General Electric Co. (GE) - Get Report slipped on Wednesday, Oct. 31, after Moody's Investors Service downgraded GE and GE Capital's ratings to Baa1 from A2. 

"The downgrade reflects Moody's view that the adverse impact on GE's cash flows from the deteriorating performance of the Power business will be considerable and could last some time," Moody's said. "The weaker than expected performance at Power is not only attributable to a considerable drop in market demand and ensuing heightened competition, but also to GE's misjudgment of financial prospects and operational missteps."

While GE's decision to cut the dividend to a penny signals the company's objective to prioritize financial flexibility and strengthening its balance sheet, Moody's expects "GE's free cash flow (after dividends) will likely be very weak in 2018, even with good performance at GE Aviation and GE Healthcare."

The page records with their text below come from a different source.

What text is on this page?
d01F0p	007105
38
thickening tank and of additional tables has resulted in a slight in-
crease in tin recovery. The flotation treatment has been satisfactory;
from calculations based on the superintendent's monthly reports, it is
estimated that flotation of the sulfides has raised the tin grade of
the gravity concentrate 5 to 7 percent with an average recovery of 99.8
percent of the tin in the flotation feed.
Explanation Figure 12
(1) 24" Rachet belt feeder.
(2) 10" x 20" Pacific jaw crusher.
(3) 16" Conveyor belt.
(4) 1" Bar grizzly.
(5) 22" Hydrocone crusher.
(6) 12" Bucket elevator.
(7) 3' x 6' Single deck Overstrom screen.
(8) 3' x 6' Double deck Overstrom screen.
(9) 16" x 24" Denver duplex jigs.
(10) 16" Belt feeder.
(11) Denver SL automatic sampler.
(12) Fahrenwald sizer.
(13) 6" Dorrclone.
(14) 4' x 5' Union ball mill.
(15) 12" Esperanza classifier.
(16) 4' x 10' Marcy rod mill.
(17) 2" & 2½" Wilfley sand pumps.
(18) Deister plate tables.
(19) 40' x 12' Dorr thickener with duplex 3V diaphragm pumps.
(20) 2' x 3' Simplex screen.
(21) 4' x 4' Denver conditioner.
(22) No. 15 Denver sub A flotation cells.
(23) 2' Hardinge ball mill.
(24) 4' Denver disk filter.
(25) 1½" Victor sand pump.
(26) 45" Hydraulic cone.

Moody's noted that this concludes the review for a downgrade that was initiated on Oct. 2. 

The news will disappoint investors and management, as GE said on Tuesday that it targets a sustainable credit rating in the "single A range."

"GE has a sound liquidity position, including cash and operating credit lines," a GE spokesperson said. "The downgrade is manageable and we are prepared for it. We remain committed to strengthening the balance sheet including deleveraging and will continue to target a sustainable credit rating in the A range."

Shares of GE fell 0.9% to $10.09. The stock had been higher earlier in the day following

UBS' bullish commentary

. Analyst Steven Winoker upgraded GE to Buy from Neutral and has a $13 price target on the stock. Winoker said he believed "peak uncertainty has been reached" and believes that newly appointed Chief Executive Officer Larry Culp can lead a turnaround. 

"We think Culp will succeed in improving the businesses, optimizing capital allocation and cleaning up whatever needs to be cleaned up over time," Winoker wrote in an Oct. 31 research note. "With the stock having fallen to about $10, we think the greater risk is that we are early (pending clean-up costs crystallizing) and are willing to make that long-term upside/downside trade-off."

But the credit downgrade will put more pressure on Culp to right-the-ship within GE's Power division, especially after the company recorded an impairment charge of $22 billion related to GE Power in the third quarter. Management also disclosed that the U.S. Securities and Exchange Commission expanded its investigation to include this goodwill impairment charge related to GE's Power business. The Department of Justice also is investigating the charge, Chief Financial Officer Jamie Miller said during the conference call. GE is cooperating with the SEC and the DOJ, Miller said.  

-- This story has been updated to include a comment from GE.